Genito asserts that when NHC contracted with Acordia
to procure a builders risk insurance policy to cover
Genito, as well as other limited partnerships, NHC was
acting as Genito’s agent, thus creating privity between
Genito and Acordia. Acordia disputes this assertion and
argues that Genito failed to carry its burden of proof as
the party alleging an agency relationship. See State Farm
Mut. Auto. Ins. Co. v. Weisman, 247 Va. 199, 203, 441
S.E.2d 16, 19 (1994) (party alleging agency relationship
bears burden of proving it). Continuing, Acordia argues
that evidence of an element necessary to establish a
principal-agent relationship, specifically, the right to
7
control, is absent in this case, and that Genito simply
assumed that the mere procurement of an insurance policy by
NCH for Genito’s benefit created an agency relationship.
We disagree with Acordia.
We have defined the term “agency” as “a fiduciary
relationship resulting from one person’s manifestation of
consent to another person that the other shall act on his
behalf and subject to his control, and the other person’s
manifestation of consent so to act.” Reistroffer v.
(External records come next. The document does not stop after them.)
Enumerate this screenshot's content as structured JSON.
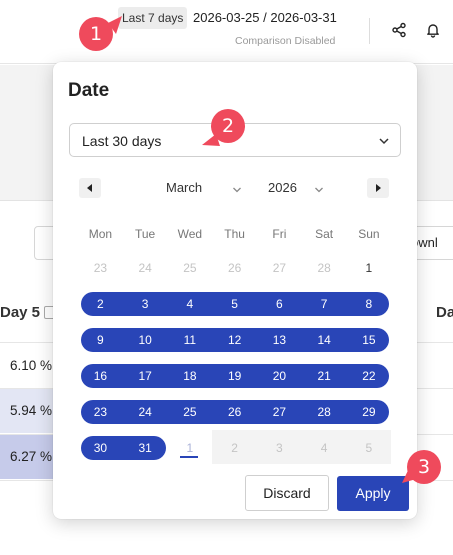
{
  "header": {
    "preset_chip": "Last 7 days",
    "range_text": "2026-03-25 / 2026-03-31",
    "comparison": "Comparison Disabled",
    "icons": [
      "share-icon",
      "bell-icon"
    ]
  },
  "background": {
    "download_label": "ownl",
    "day_header": "Day 5",
    "day_header_right": "Da",
    "cells": [
      "6.10 %",
      "5.94 %",
      "6.27 %"
    ]
  },
  "popup": {
    "title": "Date",
    "preset_value": "Last 30 days",
    "month": "March",
    "year": "2026",
    "weekdays": [
      "Mon",
      "Tue",
      "Wed",
      "Thu",
      "Fri",
      "Sat",
      "Sun"
    ],
    "weeks": [
      [
        "23",
        "24",
        "25",
        "26",
        "27",
        "28",
        "1"
      ],
      [
        "2",
        "3",
        "4",
        "5",
        "6",
        "7",
        "8"
      ],
      [
        "9",
        "10",
        "11",
        "12",
        "13",
        "14",
        "15"
      ],
      [
        "16",
        "17",
        "18",
        "19",
        "20",
        "21",
        "22"
      ],
      [
        "23",
        "24",
        "25",
        "26",
        "27",
        "28",
        "29"
      ],
      [
        "30",
        "31",
        "1",
        "2",
        "3",
        "4",
        "5"
      ]
    ],
    "discard_label": "Discard",
    "apply_label": "Apply"
  },
  "steps": [
    "1",
    "2",
    "3"
  ],
  "colors": {
    "accent": "#2945b7",
    "step_marker": "#ef4a5c",
    "out_of_month_text": "#c4c4c4"
  }
}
Person, 247 Va. 45, 48, 439 S.E.2d 376, 378 (1994); accord
Weisman, 247 Va. at 203, 441 S.E.2d at 19; Allen v.
Lindstrom, 237 Va. 489, 496, 379 S.E.2d 450, 454, cert.
denied, 493 U.S. 849 (1989).
While the power of control is an important factor to
consider in determining whether an agency relationship
exists, see Reistroffer, 247 Va. at 48, 439 S.E.2d at 378;
Allen, 237 Va. at 496, 379 S.E.2d at 454 (citing Texas Co.
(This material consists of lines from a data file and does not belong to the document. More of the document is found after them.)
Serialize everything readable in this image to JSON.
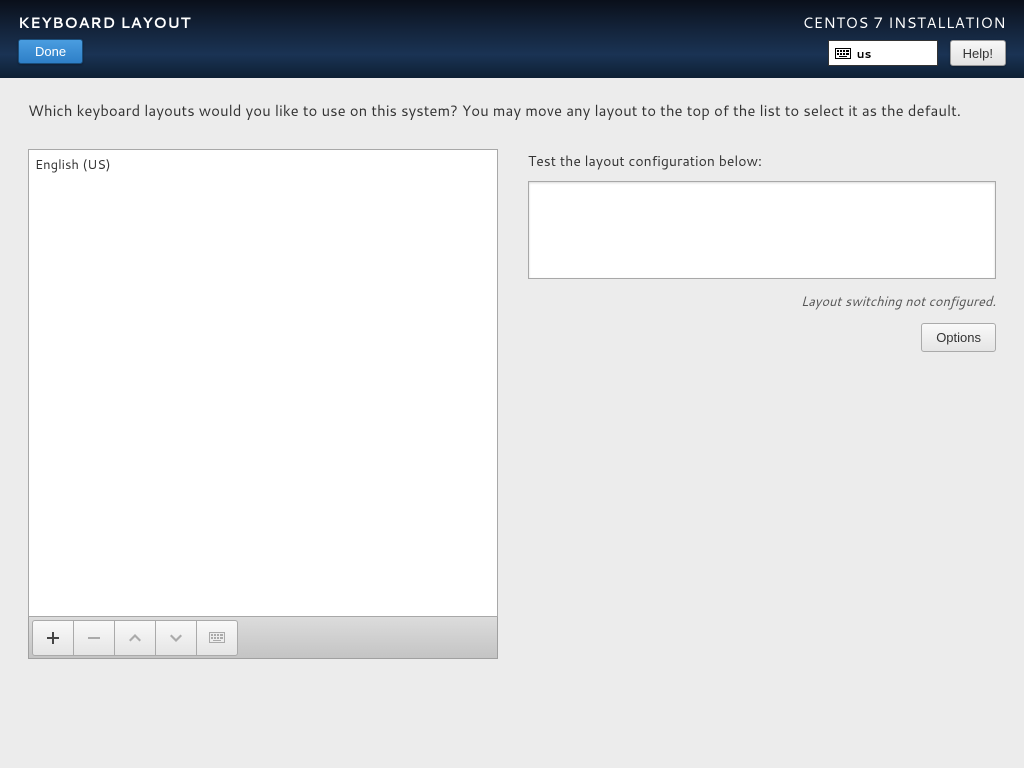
{
  "header": {
    "title": "KEYBOARD LAYOUT",
    "installer_title": "CENTOS 7 INSTALLATION",
    "done_label": "Done",
    "help_label": "Help!",
    "lang_code": "us"
  },
  "main": {
    "instruction": "Which keyboard layouts would you like to use on this system?  You may move any layout to the top of the list to select it as the default.",
    "layouts": [
      "English (US)"
    ],
    "test_label": "Test the layout configuration below:",
    "test_value": "",
    "switch_note": "Layout switching not configured.",
    "options_label": "Options"
  }
}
v. Zeigler, 177 Va. 557, 564, 14 S.E.2d 704, 706 (1941)),
“[a]gency may be inferred from the conduct of the parties
and from the surrounding facts and circumstances.” Drake
v. Livesay, 231 Va. 117, 121, 341 S.E.2d 186, 189 (1986)
(citing Royal Indem. Co. v. Hook, 155 Va. 956, 970, 157
S.E. 414, 419 (1931)).
8
“[W]hether an agency relationship exists is a question
to be resolved by the fact finder unless the existence of
the relationship is shown by undisputed facts or by
unambiguous written documents.” Weisman, 247 Va. at 203,
441 S.E.2d at 19. Accord Reistroffer, 247 Va. at 48, 439
S.E.2d at 378; Drake, 231 Va. at 121, 341 S.E.2d at 189.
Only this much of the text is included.